Comment Re:If You're Not At The Table (Score 4, Insightful) 756

And as we close the door ever tighter against the rest of the world

Except that is not occurring, and is simply the standard Left egregious misrepresentation.

The "door" has been made tighter for a very specific subset of potential risk areas from the Middle East, as fully agreed as such by Obama before Trump had any authority on the matter.

Less people are coming here because education and economic opportunities elsewhere in the world has caught up to the U.S. to a large degree. No need to add more "blame Trump" standard transparent idiocy.

"Blame" is the wrong word; you're looking for "succeed."

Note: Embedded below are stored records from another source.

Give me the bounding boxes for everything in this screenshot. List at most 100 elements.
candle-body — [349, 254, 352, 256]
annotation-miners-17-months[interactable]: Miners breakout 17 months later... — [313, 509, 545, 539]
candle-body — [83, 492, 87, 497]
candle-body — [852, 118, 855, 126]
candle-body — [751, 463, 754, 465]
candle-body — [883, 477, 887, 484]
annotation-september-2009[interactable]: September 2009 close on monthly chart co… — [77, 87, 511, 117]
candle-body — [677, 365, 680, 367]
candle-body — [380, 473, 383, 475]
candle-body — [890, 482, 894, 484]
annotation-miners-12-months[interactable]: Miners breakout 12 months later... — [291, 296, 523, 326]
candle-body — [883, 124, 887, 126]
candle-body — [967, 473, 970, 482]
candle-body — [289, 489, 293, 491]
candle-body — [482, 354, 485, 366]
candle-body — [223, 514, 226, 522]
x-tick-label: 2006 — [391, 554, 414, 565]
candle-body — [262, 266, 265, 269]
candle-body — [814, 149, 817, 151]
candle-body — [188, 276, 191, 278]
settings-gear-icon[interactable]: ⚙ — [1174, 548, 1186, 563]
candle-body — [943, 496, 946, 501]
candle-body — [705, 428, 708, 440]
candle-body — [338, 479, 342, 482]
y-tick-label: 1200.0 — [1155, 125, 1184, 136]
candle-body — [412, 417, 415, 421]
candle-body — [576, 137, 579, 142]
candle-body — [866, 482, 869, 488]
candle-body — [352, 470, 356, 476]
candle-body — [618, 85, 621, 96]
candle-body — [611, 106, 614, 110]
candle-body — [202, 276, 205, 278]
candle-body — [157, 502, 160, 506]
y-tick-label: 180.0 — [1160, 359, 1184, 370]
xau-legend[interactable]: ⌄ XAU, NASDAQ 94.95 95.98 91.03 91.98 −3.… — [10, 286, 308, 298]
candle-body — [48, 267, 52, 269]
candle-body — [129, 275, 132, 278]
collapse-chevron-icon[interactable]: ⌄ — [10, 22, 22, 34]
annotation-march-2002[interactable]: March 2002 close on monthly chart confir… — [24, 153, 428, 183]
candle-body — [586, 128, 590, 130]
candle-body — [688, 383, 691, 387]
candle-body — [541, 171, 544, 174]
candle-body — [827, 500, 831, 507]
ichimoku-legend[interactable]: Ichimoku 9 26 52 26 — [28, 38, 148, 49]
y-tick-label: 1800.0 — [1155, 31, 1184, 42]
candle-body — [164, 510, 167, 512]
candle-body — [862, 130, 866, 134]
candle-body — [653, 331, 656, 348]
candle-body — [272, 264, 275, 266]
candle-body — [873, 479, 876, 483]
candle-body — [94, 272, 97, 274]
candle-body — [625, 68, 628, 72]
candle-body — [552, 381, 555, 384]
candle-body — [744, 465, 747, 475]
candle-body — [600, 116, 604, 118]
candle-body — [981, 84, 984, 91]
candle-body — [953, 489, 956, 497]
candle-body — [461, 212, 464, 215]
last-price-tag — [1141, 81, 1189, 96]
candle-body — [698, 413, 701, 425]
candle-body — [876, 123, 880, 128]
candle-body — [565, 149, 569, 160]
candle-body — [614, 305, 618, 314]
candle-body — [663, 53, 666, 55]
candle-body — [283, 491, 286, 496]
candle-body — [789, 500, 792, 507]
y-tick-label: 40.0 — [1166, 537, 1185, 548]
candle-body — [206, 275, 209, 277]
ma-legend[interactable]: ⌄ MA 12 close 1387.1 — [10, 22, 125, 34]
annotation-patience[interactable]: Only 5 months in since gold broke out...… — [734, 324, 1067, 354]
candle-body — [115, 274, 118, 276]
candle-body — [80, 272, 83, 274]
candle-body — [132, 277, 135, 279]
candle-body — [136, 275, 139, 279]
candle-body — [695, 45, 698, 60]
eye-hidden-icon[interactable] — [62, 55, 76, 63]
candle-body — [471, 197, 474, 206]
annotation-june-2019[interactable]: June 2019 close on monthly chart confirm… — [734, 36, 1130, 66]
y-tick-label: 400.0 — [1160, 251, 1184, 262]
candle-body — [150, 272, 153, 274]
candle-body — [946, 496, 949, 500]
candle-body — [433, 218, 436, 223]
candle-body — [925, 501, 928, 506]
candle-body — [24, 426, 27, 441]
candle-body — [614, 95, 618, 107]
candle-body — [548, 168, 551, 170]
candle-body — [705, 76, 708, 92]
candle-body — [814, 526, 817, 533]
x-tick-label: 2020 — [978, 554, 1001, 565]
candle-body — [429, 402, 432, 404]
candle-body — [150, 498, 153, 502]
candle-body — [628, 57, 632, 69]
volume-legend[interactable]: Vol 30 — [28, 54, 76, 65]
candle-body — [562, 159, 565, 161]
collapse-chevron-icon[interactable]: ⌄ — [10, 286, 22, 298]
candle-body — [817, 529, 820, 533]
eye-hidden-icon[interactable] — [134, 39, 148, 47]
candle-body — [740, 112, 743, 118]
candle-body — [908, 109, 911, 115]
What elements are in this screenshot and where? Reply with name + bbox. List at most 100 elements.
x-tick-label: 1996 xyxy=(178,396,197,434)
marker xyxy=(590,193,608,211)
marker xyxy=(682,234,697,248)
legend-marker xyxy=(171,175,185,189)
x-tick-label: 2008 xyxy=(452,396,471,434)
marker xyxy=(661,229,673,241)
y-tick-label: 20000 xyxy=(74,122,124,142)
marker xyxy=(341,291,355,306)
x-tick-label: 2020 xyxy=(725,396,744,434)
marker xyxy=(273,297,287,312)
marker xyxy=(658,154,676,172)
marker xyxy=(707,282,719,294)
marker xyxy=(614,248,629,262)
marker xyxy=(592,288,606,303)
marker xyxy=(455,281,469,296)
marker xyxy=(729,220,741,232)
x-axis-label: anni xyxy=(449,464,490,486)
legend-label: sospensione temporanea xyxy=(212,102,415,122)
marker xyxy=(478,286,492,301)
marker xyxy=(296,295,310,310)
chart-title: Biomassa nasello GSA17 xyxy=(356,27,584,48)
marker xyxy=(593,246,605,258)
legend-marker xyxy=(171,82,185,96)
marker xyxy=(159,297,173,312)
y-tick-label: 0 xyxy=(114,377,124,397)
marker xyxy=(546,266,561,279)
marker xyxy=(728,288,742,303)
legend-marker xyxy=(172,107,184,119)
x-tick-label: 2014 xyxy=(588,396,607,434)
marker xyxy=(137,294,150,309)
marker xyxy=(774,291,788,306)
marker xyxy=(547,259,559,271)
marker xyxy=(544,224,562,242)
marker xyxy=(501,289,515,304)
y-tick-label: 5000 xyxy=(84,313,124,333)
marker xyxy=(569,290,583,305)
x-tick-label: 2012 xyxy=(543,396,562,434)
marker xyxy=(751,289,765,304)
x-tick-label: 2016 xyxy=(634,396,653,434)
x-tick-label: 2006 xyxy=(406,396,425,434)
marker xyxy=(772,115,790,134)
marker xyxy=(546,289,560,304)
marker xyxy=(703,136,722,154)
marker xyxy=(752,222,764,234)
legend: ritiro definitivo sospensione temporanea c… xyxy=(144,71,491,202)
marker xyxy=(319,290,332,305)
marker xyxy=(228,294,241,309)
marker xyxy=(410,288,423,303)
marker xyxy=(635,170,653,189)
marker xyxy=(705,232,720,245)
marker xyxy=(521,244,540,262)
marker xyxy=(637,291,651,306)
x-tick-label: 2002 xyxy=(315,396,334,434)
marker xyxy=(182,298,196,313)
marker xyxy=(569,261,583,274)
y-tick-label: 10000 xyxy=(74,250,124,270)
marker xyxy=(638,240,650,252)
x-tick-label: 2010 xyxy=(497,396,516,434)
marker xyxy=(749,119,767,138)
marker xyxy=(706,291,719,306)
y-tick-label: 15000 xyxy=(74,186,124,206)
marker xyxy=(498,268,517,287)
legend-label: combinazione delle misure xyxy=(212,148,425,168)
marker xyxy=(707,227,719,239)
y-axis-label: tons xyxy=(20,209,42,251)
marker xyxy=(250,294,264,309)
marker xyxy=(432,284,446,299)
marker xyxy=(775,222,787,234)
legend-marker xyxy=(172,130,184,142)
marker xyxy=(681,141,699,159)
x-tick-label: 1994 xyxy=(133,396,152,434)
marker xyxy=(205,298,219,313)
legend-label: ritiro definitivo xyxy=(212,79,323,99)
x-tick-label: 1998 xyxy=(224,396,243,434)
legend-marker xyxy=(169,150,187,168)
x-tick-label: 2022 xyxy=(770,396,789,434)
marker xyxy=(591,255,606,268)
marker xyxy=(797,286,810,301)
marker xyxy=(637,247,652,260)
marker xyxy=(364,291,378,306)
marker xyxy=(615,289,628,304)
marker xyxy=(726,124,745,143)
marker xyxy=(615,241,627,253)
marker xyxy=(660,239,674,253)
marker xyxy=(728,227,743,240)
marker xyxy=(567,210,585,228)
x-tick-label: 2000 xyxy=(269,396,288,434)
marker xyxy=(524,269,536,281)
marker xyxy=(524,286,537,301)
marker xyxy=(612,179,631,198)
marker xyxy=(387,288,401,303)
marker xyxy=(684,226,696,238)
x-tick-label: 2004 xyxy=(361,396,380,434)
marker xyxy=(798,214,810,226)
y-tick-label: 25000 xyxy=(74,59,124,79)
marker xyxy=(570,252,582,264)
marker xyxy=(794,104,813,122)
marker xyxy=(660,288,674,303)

This is exactly the outcome our President has stated he's after: America First.

Our President is succeeding at keeping America for Americans by keeping foreigners out. This is just one of many facets of that success.

I happen to think it's a terrible way to run a county, but it's exactly what he told us all he wanted to do, so it's kind of silly to "blame" him for making good on his promise.

Comment Who Trusts Cryptocurrency Evangelists? (Score 3, Insightful) 284

When cryptocurrency ultimately gains traction, it'll be because some major institution or government decides to implement it on scale. The world is never going to trust their money to the good folks who brought us Magic The Gathering The Online Currency Exchange, Dogecoin, and "oh, that's bad--well let's just try to get everyone to agree to fork the entire danged currency." They just won't. There's a fundamental, irreparable lack of gravity, responsibility, and accountability in the cryptocurrency world today.

People on the outside see cryptocurrency as one part hobby, one part religion, one part social experiment, one part speculation, and one part black market. Frankly, they're right--and they're right not to touch it with a ten-foot pole.